Écrire la vie d’un homme, c’est essayer de tout savoir, et de tout faire connaître. Les détails ne sont pas épargnés, et le lecteur ne sera pas étonné d’être mis au fait des mœurs inverties du mécène russe, vice d’ailleurs rapidement évoqué par le biographe, sans complaisance. Cela dévoile une personnalité compliquée et troublée, traumatisée par des frasques trop précoces avec une cousine de Perm (avec maladie vénérienne en prime…). Mais ces pages n’ont que peu d’importance comparées au cœur du récit : cette histoire de Diaghilev n’est pas que l’histoire d’une vie, mais aussi une histoire de la musique (et donc de la danse) au début du XXe siècle. Le lecteur y apprendra beaucoup de choses, et il pourra se servir de cet ouvrage comme d’un dictionnaire (bien au-delà des Saisons russes ou des Ballets russes), s’il désire avoir un bon résumé de tel ou tel opera, de tel ou tel ballet, de tel ou tel danseur, de tel ou tel chorégraphe, de tel ou tel compositeur de l’époque.

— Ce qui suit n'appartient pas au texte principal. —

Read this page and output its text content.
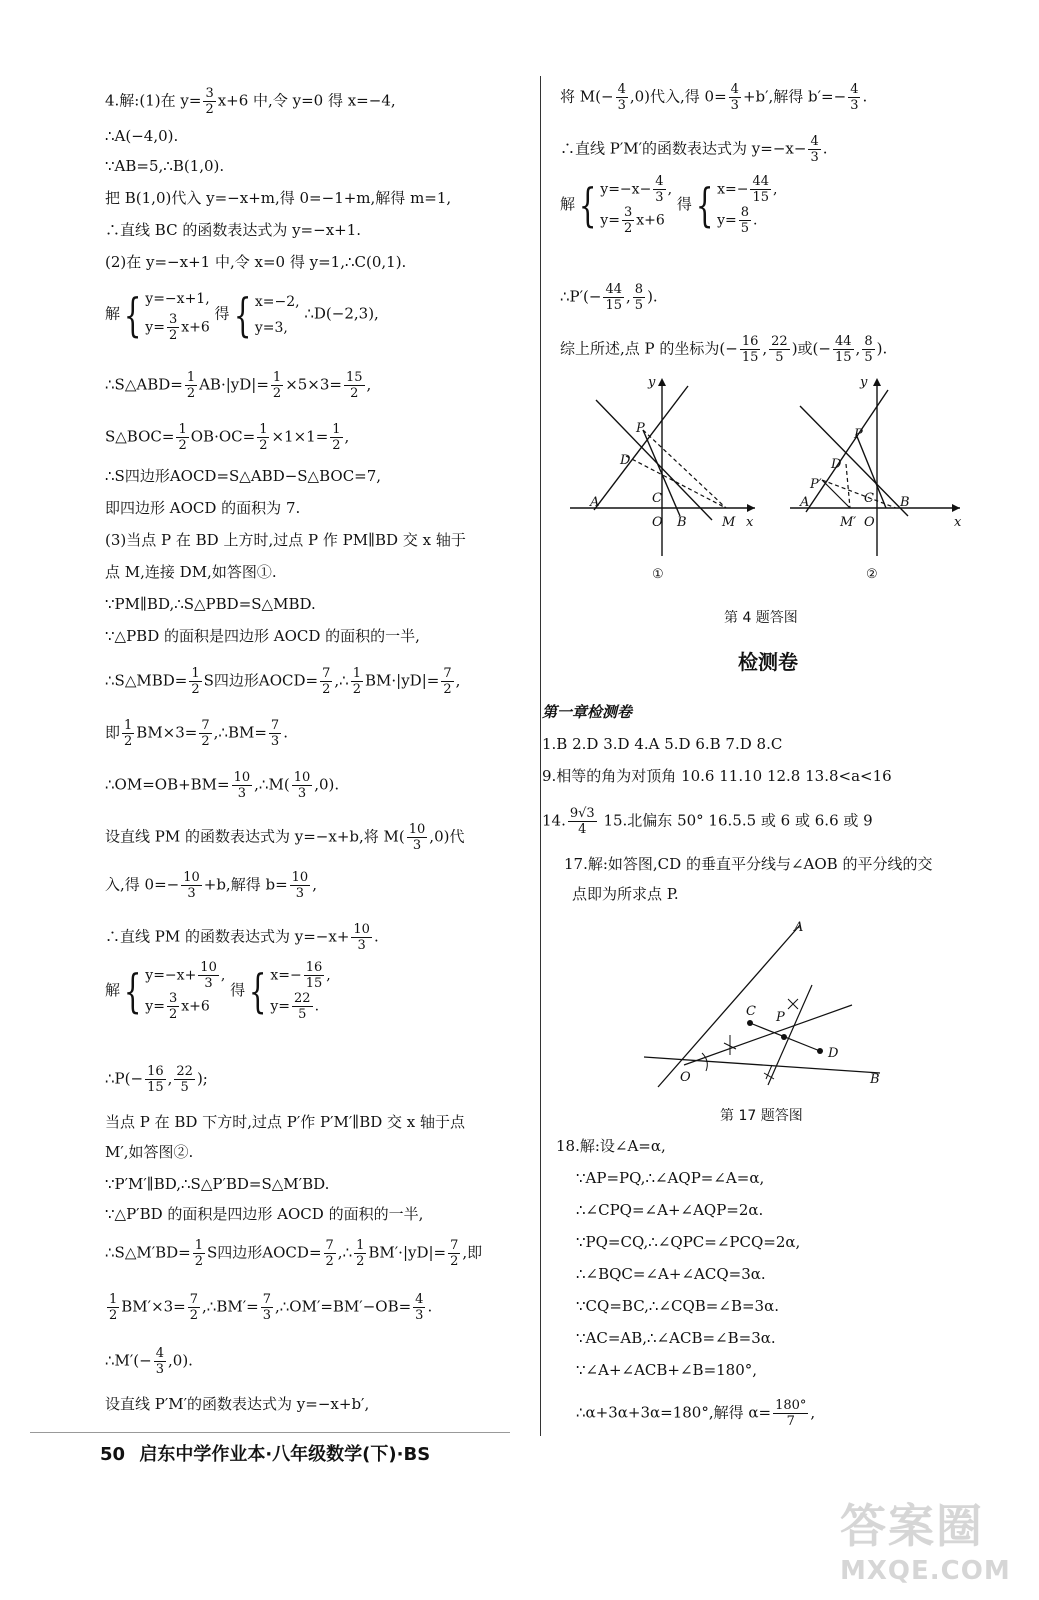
4.解:(1)在 $y= \frac{3}{2} x+6$ 中,令 y=0 得 x=−4,
∴A(−4,0).
∵AB=5,∴B(1,0).
把 B(1,0)代入 y=−x+m,得 0=−1+m,解得 m=1,
∴直线 BC 的函数表达式为 y=−x+1.
(2)在 y=−x+1 中,令 x=0 得 y=1,∴C(0,1).
解{ y=−x+1,
$y= \frac{3}{2} x+6$ 得{ x=−2,
y=3, ∴D(−2,3),
∴S△ABD= $\frac{1}{2} AB\cdot|yD|= \frac{1}{2} \times 5\times 3= \frac{15}{2}$ ,
S△BOC= $\frac{1}{2} OB\cdot OC= \frac{1}{2} \times 1\times 1= \frac{1}{2}$ ,
∴S四边形AOCD=S△ABD−S△BOC=7,
即四边形 AOCD 的面积为 7.
(3)当点 P 在 BD 上方时,过点 P 作 PM∥BD 交 x 轴于
点 M,连接 DM,如答图①.
∵PM∥BD,∴S△PBD=S△MBD.
∵△PBD 的面积是四边形 AOCD 的面积的一半,
∴S△MBD= $\frac{1}{2}$ S四边形AOCD= $\frac{7}{2}$ ,∴ $\frac{1}{2} BM\cdot|yD|= \frac{7}{2}$ ,
即 $\frac{1}{2} BM\times 3= \frac{7}{2}$ ,∴BM= $\frac{7}{3}$ .
∴OM=OB+BM= $\frac{10}{3}$ ,∴M( $\frac{10}{3} ,0$).
设直线 PM 的函数表达式为 y=−x+b,将 $M( \frac{10}{3} ,0)$代
入,得 $0=- \frac{10}{3} +b$,解得 $b= \frac{10}{3}$ ,
∴直线 PM 的函数表达式为 $y=-x+ \frac{10}{3}$ .
解{ $y=-x+ \frac{10}{3}$ ,
$y= \frac{3}{2} x+6$ 得{ $x=- \frac{16}{15}$ ,
$y= \frac{22}{5}$ .
∴P(− $\frac{16}{15}$ , $\frac{22}{5}$ );
当点 P 在 BD 下方时,过点 P′作 P′M′∥BD 交 x 轴于点
M′,如答图②.
∵P′M′∥BD,∴S△P′BD=S△M′BD.
∵△P′BD 的面积是四边形 AOCD 的面积的一半,
∴S△M′BD= $\frac{1}{2}$ S四边形AOCD= $\frac{7}{2}$ ,∴ $\frac{1}{2} BM'\cdot|yD|= \frac{7}{2}$ ,即
$\frac{1}{2} BM'\times 3= \frac{7}{2}$ ,∴BM′= $\frac{7}{3}$ ,∴OM′=BM′−OB= $\frac{4}{3}$ .
∴M′(− $\frac{4}{3} ,0$).
设直线 P′M′的函数表达式为 y=−x+b′,
将 $M(- \frac{4}{3} ,0)$代入,得 $0= \frac{4}{3} +b'$,解得 $b'=- \frac{4}{3}$ .
∴直线 P′M′的函数表达式为 $y=-x- \frac{4}{3}$ .
解{ $y=-x- \frac{4}{3}$ ,
$y= \frac{3}{2} x+6$ 得{ $x=- \frac{44}{15}$ ,
$y= \frac{8}{5}$ .
∴P′(− $\frac{44}{15}$ , $\frac{8}{5}$ ).
综上所述,点 P 的坐标为(− $\frac{16}{15}$ , $\frac{22}{5}$ )或(− $\frac{44}{15}$ , $\frac{8}{5}$ ).
A
D
P
C
O B	M x
y
①
A
D
P
P′
C
M′ O
B
x
y
②
第 4 题答图
检测卷
第一章检测卷
1.B 2.D 3.D 4.A 5.D 6.B 7.D 8.C
9.相等的角为对顶角 10.6 11.10 12.8 13.8<a<16
14. $\frac{9√3}{4} 15$.北偏东 50° 16.5.5 或 6 或 6.6 或 9
17.解:如答图,CD 的垂直平分线与∠AOB 的平分线的交
点即为所求点 P.
A
C P
D
O	B
第 17 题答图
18.解:设∠A=α,
∵AP=PQ,∴∠AQP=∠A=α,
∴∠CPQ=∠A+∠AQP=2α.
∵PQ=CQ,∴∠QPC=∠PCQ=2α,
∴∠BQC=∠A+∠ACQ=3α.
∵CQ=BC,∴∠CQB=∠B=3α.
∵AC=AB,∴∠ACB=∠B=3α.
∵∠A+∠ACB+∠B=180°,
∴α+3α+3α=180°,解得 $\alpha= \frac{180^\circ}{7}$ ,
50 启东中学作业本·八年级数学(下)·BS
答案圈
MXQE.COM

Il faut dire que Diaghilev s’est impliqué dans de très nombreuses représentations : cela fait autant de titres, d’entrées.

Entrons dans le vif du sujet. Les succès remportés par Diaghilev, et notamment par ses Ballets russes, reposent sur un ensemble de facteurs décisifs : « Traditionaliste par culture et par goût, il ne cessait pourtant pas d’être un novateur, et tous les ballets qu’il créait, y compris les plus romantiques, paraissaient empreints d’une grande modernité. L’impression de changement qu’ils procuraient, provenait des éléments nouveaux, parfois hardis, qu’il y introduisait. » Ainsi, la conquête de Paris a été des plus rapides. Le fidèle lecteur de Vexilla Galliae sera en outre charmé par de petites anecdotes historiques qu’il conviendra de remettre au goût du jour lors de nos prochaines sorties entre amis : « Tchaïkovsky […] signait ses lettres allemandes “Peter von Tchaïkovsky”, avait un passeport français au nom de “Pierre de Tchaïkovsky” et tenait à ce qu’on lui donnât ce nom lorsqu’il vivait à l’étranger : “N’oubliez pas la particule, écrivait-il avec humour à ses amis : elle est là pour garantir ma dignité aristocratique”.

Et nous vous laissons découvrir par vous-même la suite… Nous avons, pour notre part, fait une ribambelle de découvertes, dans un domaine où nous étions néophyte !

Jean de Fréville

[1]    CAHOURS d’ASPRY (Jean-Bernard), Diaghilev, Épineuil-le-Fleuriel, Lettropolis, 7,95 €.

[2]    L’élément français l’inspirait énormément. Il ne faut pas oublier, non plus, l’importance de Florence ou de Venise.